Learn AIWith Me

Overview

Obesity is a global health crisis influenced by multiple factors, including diet, physical activity, genetics, and lifestyle choices. This project utilizes a comprehensive dataset to uncover insights about obesity trends, identify key influencing factors, and propose actionable solutions.

Dataset Details

This dataset contains rich survey data covering lifestyle, dietary, and health-related variables. Below is a breakdown of the key attributes and their possible values:

Sex
- Male (712)
- Female (898)
Age
- Integer values (in years)
Height
- Integer values (in centimeters)
Overweight/Obese Families
- Yes (266)
- No (1344)
Consumption of Fast Food
- Yes (436)
- No (1174)
Frequency of Vegetable Consumption
- Rarely (400)
- Sometimes (708)
- Always (502)
Number of Main Meals Per Day
- 1–2 meals (444)
- 3 meals (928)
- More than 3 meals (238)
Food Intake Between Meals
- Rarely (346)
- Sometimes (564)
- Usually (417)
- Always (283)
Smoking
- Yes (492)
- No (1118)
Daily Liquid Intake
- Less than 1 liter (456)
- 1–2 liters (523)
- More than 2 liters (631)
Calorie Monitoring
- Yes (286)
- No (1324)
Physical Activity Frequency
- None (206)
- 1–2 days/week (290)
- 3–4 days/week (370)
- 5–6 days/week (358)
- 6+ days/week (386)
Daily Technology Use
- 0–2 hours (382)
- 3–5 hours (826)
- More than 5 hours (402)
Mode of Transportation
- Automobile (660)
- Motorbike (94)
- Bicycle (116)
- Public transportation (602)
- Walking (138)
Target Class (Obesity Category)
- Underweight (73)
- Normal (658)
- Overweight (592)
- Obesity (287)

Step 1: Understanding the Dataset

Description: The dataset includes survey data covering various obesity classes.
- Key Features: Age, dietary habits, physical activity, smoking habits, and fast food consumption.
Purpose: Build a foundation for:
- Visualizing obesity trends.
- Creating machine learning-based predictions.

Step 2: Data Exploration

Objective: Familiarize yourself with the dataset structure.
- Import libraries and load the dataset.
- Examine the data types, missing values, and distributions.
Learning Opportunity: Practice exploratory data analysis (EDA) to discover patterns and relationships.

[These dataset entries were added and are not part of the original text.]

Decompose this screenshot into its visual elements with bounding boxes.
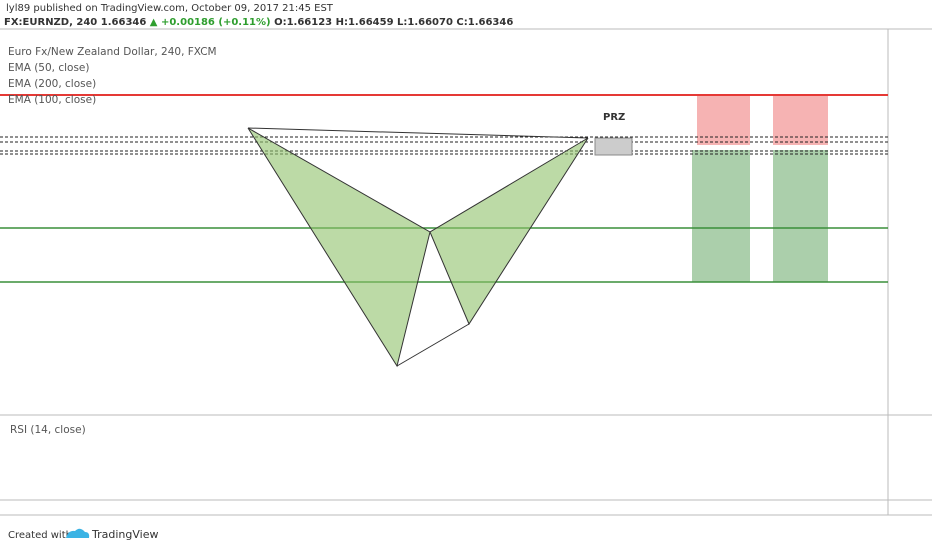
- legend-ema: EMA (100, close): [8, 94, 96, 106]
- footer-created: Created with: [8, 530, 72, 541]
- pattern-bcd: [429, 137, 589, 326]
- footer-brand: TradingView: [91, 528, 158, 541]
- rsi-title: RSI (14, close): [10, 424, 86, 436]
- pattern-xab: [247, 127, 431, 368]
- legend-symbol: Euro Fx/New Zealand Dollar, 240, FXCM: [8, 46, 217, 58]
- change: ▲ +0.00186 (+0.11%): [150, 17, 271, 28]
- prz-label: PRZ: [603, 112, 625, 123]
- reward-zone: [773, 150, 828, 282]
- logo: [66, 528, 90, 538]
- xd-line: [247, 127, 589, 139]
- ohlc: O:1.66123 H:1.66459 L:1.66070 C:1.66346: [274, 17, 513, 28]
- legend-ema: EMA (200, close): [8, 78, 96, 90]
- symbol: FX:EURNZD, 240: [4, 17, 97, 28]
- publish-line: lyl89 published on TradingView.com, Octo…: [6, 3, 334, 14]
- legend-ema: EMA (50, close): [8, 62, 90, 74]
- reward-zone: [692, 150, 750, 282]
- price: 1.66346: [101, 17, 147, 28]
- ac-line: [396, 323, 470, 367]
- symbol-line: FX:EURNZD, 240 1.66346 ▲ +0.00186 (+0.11…: [4, 17, 513, 28]
- prz-box: [594, 137, 633, 156]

Step 3: Data Visualization

Focus Areas:
- Analyze obesity class distributions.
- Explore correlations between lifestyle factors and obesity:
  - Age and obesity class.
  - Impact of fast food consumption.
  - Relationship with physical activity levels.
Visualization Tools: Matplotlib, Seaborn.
- Pro Tip: Use a correlation heatmap to highlight key relationships.

Step 4: Machine Learning Implementation

Data Preparation:
- Split data into training and testing sets.
- Standardize features to ensure accurate model performance.
Modeling:
- Train and evaluate multiple algorithms:
  - Linear Regression
  - Random Forest
  - K-Nearest Neighbors
  - Decision Tree
  - Support Vector Regression
- Compare performance using metrics like RMSE and ( R^2 ).
Prediction Insights:
- Understand which factors have the most predictive power.

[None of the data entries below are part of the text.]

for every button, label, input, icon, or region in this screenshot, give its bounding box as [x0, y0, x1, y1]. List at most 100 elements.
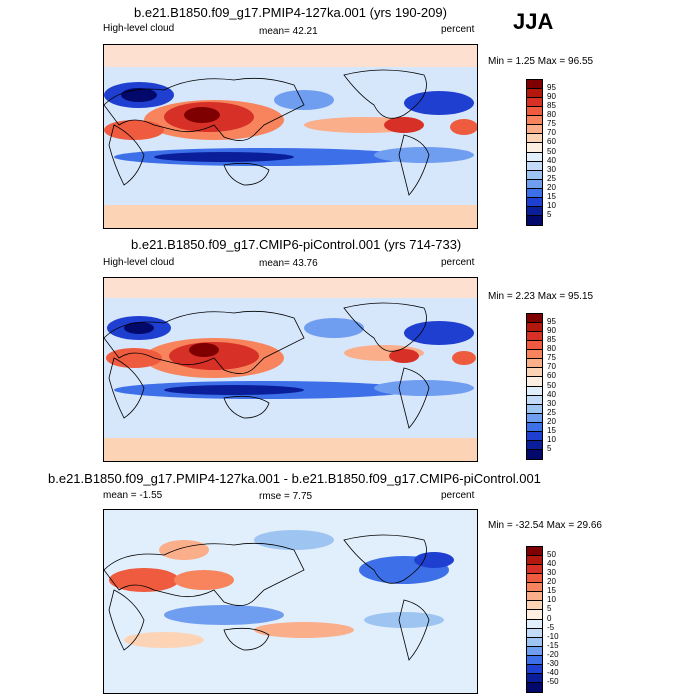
panel-1-minmax: Min = 1.25 Max = 96.55	[488, 56, 594, 67]
colorbar-swatch	[527, 368, 542, 378]
colorbar-tick-label: 25	[547, 173, 556, 183]
colorbar-swatch	[527, 610, 542, 620]
colorbar-swatch	[527, 565, 542, 575]
colorbar-swatch	[527, 646, 542, 656]
colorbar-swatch	[527, 386, 542, 396]
panel-3-mean: mean = -1.55	[103, 490, 163, 501]
colorbar-swatch	[527, 673, 542, 683]
panel-1-map	[103, 44, 478, 229]
colorbar-swatch	[527, 619, 542, 629]
colorbar-swatch	[527, 592, 542, 602]
colorbar-swatch	[527, 377, 542, 387]
panel-2-colorbar	[526, 313, 543, 460]
colorbar-swatch	[527, 655, 542, 665]
colorbar-tick-label: 10	[547, 434, 556, 444]
colorbar-tick-label: 5	[547, 443, 552, 453]
colorbar-swatch	[527, 314, 542, 324]
colorbar-tick-label: -5	[547, 622, 555, 632]
colorbar-swatch	[527, 395, 542, 405]
panel-1-title: b.e21.B1850.f09_g17.PMIP4-127ka.001 (yrs…	[134, 5, 447, 20]
colorbar-swatch	[527, 404, 542, 414]
panel-2-title: b.e21.B1850.f09_g17.CMIP6-piControl.001 …	[131, 237, 462, 252]
colorbar-swatch	[527, 98, 542, 108]
colorbar-tick-label: 95	[547, 317, 556, 327]
colorbar-swatch	[527, 170, 542, 180]
panel-3-units: percent	[441, 490, 475, 501]
colorbar-tick-label: 30	[547, 398, 556, 408]
panel-2-mean: mean= 43.76	[259, 258, 318, 269]
colorbar-swatch	[527, 601, 542, 611]
panel-2-field	[104, 278, 477, 461]
colorbar-tick-label: 30	[547, 568, 556, 578]
colorbar-swatch	[527, 332, 542, 342]
colorbar-tick-label: 20	[547, 577, 556, 587]
colorbar-tick-label: 5	[547, 604, 552, 614]
colorbar-swatch	[527, 556, 542, 566]
colorbar-swatch	[527, 116, 542, 126]
colorbar-tick-label: -50	[547, 676, 559, 686]
colorbar-swatch	[527, 206, 542, 216]
panel-1-variable-label: High-level cloud	[103, 23, 175, 34]
colorbar-tick-label: 60	[547, 371, 556, 381]
colorbar-tick-label: 80	[547, 344, 556, 354]
panel-1-mean: mean= 42.21	[259, 26, 318, 37]
colorbar-tick-label: 75	[547, 353, 556, 363]
colorbar-tick-label: 50	[547, 146, 556, 156]
season-label: JJA	[513, 9, 554, 34]
colorbar-swatch	[527, 682, 542, 692]
colorbar-swatch	[527, 583, 542, 593]
colorbar-swatch	[527, 161, 542, 171]
panel-3-title: b.e21.B1850.f09_g17.PMIP4-127ka.001 - b.…	[48, 471, 541, 486]
colorbar-swatch	[527, 125, 542, 135]
panel-3-coastlines	[104, 534, 430, 661]
panel-3-colorbar	[526, 546, 543, 693]
colorbar-tick-label: 85	[547, 335, 556, 345]
panel-1-colorbar	[526, 79, 543, 226]
colorbar-swatch	[527, 80, 542, 90]
colorbar-tick-label: 80	[547, 110, 556, 120]
panel-3-rmse: rmse = 7.75	[259, 491, 313, 502]
colorbar-swatch	[527, 664, 542, 674]
colorbar-swatch	[527, 215, 542, 225]
colorbar-tick-label: 40	[547, 155, 556, 165]
colorbar-tick-label: 50	[547, 380, 556, 390]
colorbar-tick-label: 90	[547, 326, 556, 336]
colorbar-swatch	[527, 422, 542, 432]
colorbar-tick-label: 10	[547, 595, 556, 605]
colorbar-swatch	[527, 143, 542, 153]
colorbar-tick-label: 0	[547, 613, 552, 623]
colorbar-swatch	[527, 323, 542, 333]
colorbar-swatch	[527, 628, 542, 638]
colorbar-swatch	[527, 431, 542, 441]
panel-1-units: percent	[441, 24, 475, 35]
panel-3-map	[103, 509, 478, 694]
colorbar-swatch	[527, 89, 542, 99]
colorbar-swatch	[527, 574, 542, 584]
panel-3-minmax: Min = -32.54 Max = 29.66	[488, 520, 602, 531]
colorbar-swatch	[527, 413, 542, 423]
panel-1-coastlines	[104, 69, 430, 196]
colorbar-tick-label: -15	[547, 640, 559, 650]
colorbar-swatch	[527, 449, 542, 459]
colorbar-tick-label: 5	[547, 209, 552, 219]
colorbar-tick-label: -20	[547, 649, 559, 659]
colorbar-swatch	[527, 134, 542, 144]
panel-1-field	[104, 45, 477, 228]
colorbar-tick-label: 40	[547, 559, 556, 569]
colorbar-swatch	[527, 197, 542, 207]
panel-2-units: percent	[441, 257, 475, 268]
colorbar-tick-label: 15	[547, 586, 556, 596]
panel-2-minmax: Min = 2.23 Max = 95.15	[488, 291, 594, 302]
colorbar-tick-label: 20	[547, 416, 556, 426]
colorbar-swatch	[527, 350, 542, 360]
colorbar-tick-label: 25	[547, 407, 556, 417]
colorbar-tick-label: 10	[547, 200, 556, 210]
colorbar-tick-label: 50	[547, 550, 556, 560]
colorbar-tick-label: -10	[547, 631, 559, 641]
colorbar-tick-label: 75	[547, 119, 556, 129]
colorbar-tick-label: 85	[547, 101, 556, 111]
colorbar-swatch	[527, 359, 542, 369]
colorbar-tick-label: 15	[547, 425, 556, 435]
colorbar-tick-label: -40	[547, 667, 559, 677]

Step 5: Answering Key Questions

Leverage machine learning and EDA to address these critical health-related questions:

Does eating more vegetables reduce obesity?
Are individuals eating more than three meals a day more likely to be obese?
How do obesity rates differ between smokers and non-smokers?
How does obesity vary across age groups?
Does low physical activity and high fast food consumption lead to higher obesity rates?

Step 6: Insights and Recommendations

Findings:
- Relationships between lifestyle choices and obesity.
- The role of dietary habits and physical activity in maintaining a healthy weight.
- Age-based obesity trends and risk factors.
Recommendations:
- Encourage healthy eating habits.
- Promote regular physical activity.
- Target interventions based on age-specific trends.